Awal tahun ini, di perjalanan ke FE UI, Zahra menawarkanku mengedit naskah buku yang ditulis bersama suaminya, Fahmi. Zahra dan Fahmi adalah pasangan adik tingkat dan adik kelasku. Zahra adik yang pernah seruang di asrama dan Fahmi adalah adik kelas SMA, yang juga adik tingkat di kampus. Keduanya menikah 7 Mei 2017 dan menjadi sepasang pasangan penghafal Quran. Fahmi telah hafal Quran sejak lulus SD dan Zahra sempat mengikuti karantina hafalan Quran di penghujung 2016. Fahmi saat ini sedang menempuh koas, menuju jenjang dokternya, dan Zahra sedang tahapan menuju wisuda untuk sarjana kedokteran giginya. Keduanya, seperti yang diakui teman-teman kami juga, adalah pasangan yang menginspirasi banyak orang dengan kebaikannya. Kalau mau kepo satu dua hal tentang mereka bisa mampir ke sini.

Dulu mulanya saya menolak dijadikan editor buku ini karena saya belum nikah, jadi kan khawatir gimana gitu kalau ngedit buku tentang nikah yak. Wong ndak pengalaman. Tapi setelah mengobrol lagi, akhirnya bismillah aku ambil tawaran ini buat belajar.

Sudah lama naskah editannya saya serahkan, lalu awal ramadhan (atau sebelumnya), Zahra meminta editing terakhir (untuk PO kedua, karena PO pertama sudah launching, demi mengejar tanggal 1st anniversary kayaknya, hehehe). Dan baru kelar beberapa hari yang lalu, sebagian besar kuselesaikan saat mudik. Membaca naskah buku ini kembali (dan bacanya selalu dalam bentuk digital biar bisa dikasih komen) rasanya berbeda. Ada kesan lebih dalam ketika membaca step-step pra-hari h-pasca menikah. Buku ini memang bukan menonjol pada soal fiqih nikah, tapi bagaimana membentuk diri yang siap dari segi pribadi, orang tua, life plan, soal hal-hal kecil yang dibutuhkan di awal-awal pernikahan, dan lain sebagainya yang kalau bahasa mereka, tidak banyak dibahas di buku lainnya.
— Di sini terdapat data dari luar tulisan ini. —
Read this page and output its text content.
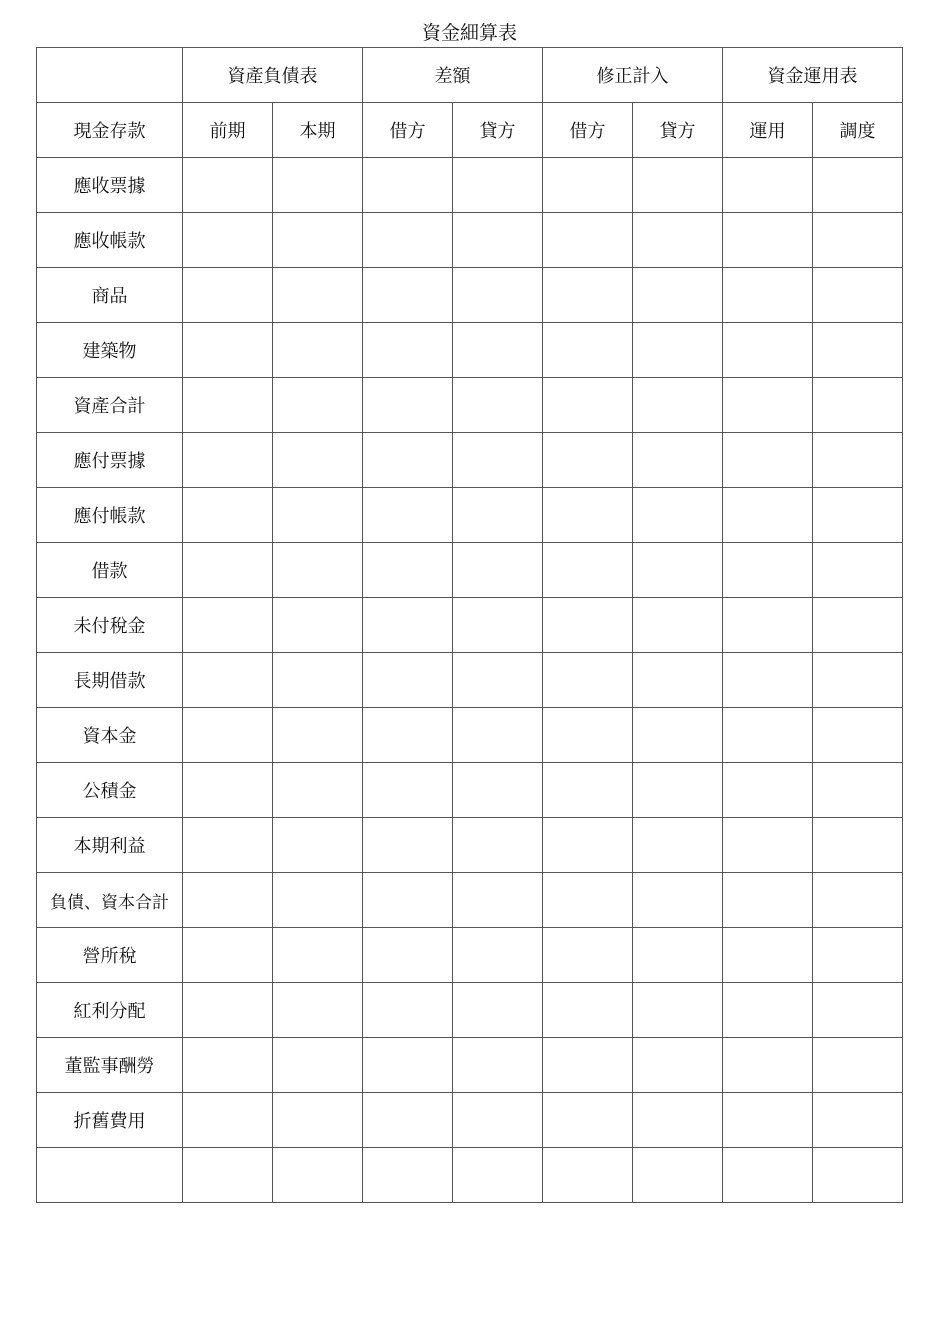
資金細算表
	資產負債表		差額		修正計入		資金運用表	
現金存款	前期	本期	借方	貸方	借方	貸方	運用	調度
應收票據								
應收帳款								
商品								
建築物								
資產合計								
應付票據								
應付帳款								
借款								
未付稅金								
長期借款								
資本金								
公積金								
本期利益								
負債、資本合計								
營所稅								
紅利分配								
董監事酬勞								
折舊費用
Dan saat baca kedua kalinya aku merasa...ditampar bolak balik sih. Karena...hmm ya banyak sih. Mungkin orang bisa bilang ya ndak usah berpikir seribet itu. Even di sisi lain aku tau diriku ini banyak sisi inferiornya jadi aku memang tidak mudah percaya diri. Tapi anyway walaupun aku belum menikah (haha --"), aku menyarankan untuk baca buku ini.

Nulis postingan ini mulanya lebih ke perasaan yang lebih kerasa berkesan waktu ngedit kedua kalinya (terus brb pengen semua orang baca gitu). Sebenarnya dulu udah kepikiran mau nulis sih sekaligus promosi bukunya waktu PO. Tapi ya belum-belum. Jadi yasudah dicicil saja nulisnya sekarang.

PO keduanya belum kecium aromanya sih. Tapi kayaknya POnya bentar lagi. Kalau penasaran silakan kontak @fahmi.zahra.notes saja.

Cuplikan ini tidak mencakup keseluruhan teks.